If you’re starting a new office, you’ll need to purchase many different pieces of equipment to set up your workplace properly. From hybrid sit/stand desks to monitor mounts and office chairs, the list is nearly endless. While the majority of this equipment will be essential for your business, there are some things that you might not need at all.
While it may seem like a trivial matter, what is considered office equipment can be confusing for some businesses. It can be difficult to determine which type of expense a certain item is classified as, especially when it comes to high-cost items such as computers and other technological devices. It’s important to know the difference between office supplies, expenses and assets so that you can keep track of your budget correctly.
Often, the biggest expense for an office will be a computer system. Depending on the needs of your company, you might choose to go with desktop systems for an in-office setup or laptops for remote work locations. Either way, a computer is an absolute necessity for any new business.
Another important piece of equipment is a modem or router, which will allow your employees to connect to the internet. This is essential for anyone who needs to use online programs such as Adobe Photoshop, which requires a stable connection. A modem or router will allow your company to connect multiple devices at once and will also provide a secure firewall.
Other common pieces of equipment include printers, scanners and fax machines. While you might not need one of each at your office, having a variety available will make it easier for you to share information with clients and other companies. It will also help you save money by being able to print in multiple formats from a single machine.
Paper and pens are common office supplies that should be included on your inventory list. These are used regularly in your office and will likely need to be replenished frequently. You’ll also want to include other consumables that are required for the operation of your business, including printer ink, folders and sticky notes. You’ll also want to include other items that are used frequently in your office, such as record keeping supplies, janitorial supplies and break room amenities.

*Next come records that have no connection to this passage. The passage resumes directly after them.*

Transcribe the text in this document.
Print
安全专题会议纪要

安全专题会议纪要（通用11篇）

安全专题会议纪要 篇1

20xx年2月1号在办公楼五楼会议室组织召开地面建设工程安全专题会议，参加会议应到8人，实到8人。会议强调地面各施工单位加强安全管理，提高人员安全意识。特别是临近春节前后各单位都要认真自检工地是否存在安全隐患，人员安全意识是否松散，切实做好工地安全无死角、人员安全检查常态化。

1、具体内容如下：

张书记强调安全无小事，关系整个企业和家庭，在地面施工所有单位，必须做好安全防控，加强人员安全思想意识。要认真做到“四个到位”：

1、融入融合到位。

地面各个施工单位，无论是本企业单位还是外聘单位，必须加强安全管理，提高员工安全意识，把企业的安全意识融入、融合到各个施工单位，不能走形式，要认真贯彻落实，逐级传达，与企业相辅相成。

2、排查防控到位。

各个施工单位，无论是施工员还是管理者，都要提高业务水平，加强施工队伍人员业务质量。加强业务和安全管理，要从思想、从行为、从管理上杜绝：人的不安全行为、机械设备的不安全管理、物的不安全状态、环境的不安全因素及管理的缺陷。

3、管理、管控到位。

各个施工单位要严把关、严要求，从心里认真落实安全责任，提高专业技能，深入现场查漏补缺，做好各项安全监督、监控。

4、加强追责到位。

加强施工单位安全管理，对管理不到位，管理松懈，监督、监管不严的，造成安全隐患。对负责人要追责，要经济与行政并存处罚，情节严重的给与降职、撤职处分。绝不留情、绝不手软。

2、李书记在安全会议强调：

It’s a good idea to classify these items as expenses rather than assets when recording them on your business tax forms. Expenses are generally less expensive than assets and can be deducted in their entirety during the year they were purchased. Assets, on the other hand, are listed as property that can be depreciated over several years of use.
Understanding what is considered office equipment will help you plan your startup costs and create an inventory list that includes all of the necessary equipment for your new business. This will ensure that you have all the equipment you need to be successful, and it’ll also help you keep your business expenses in check by avoiding duplicate purchases.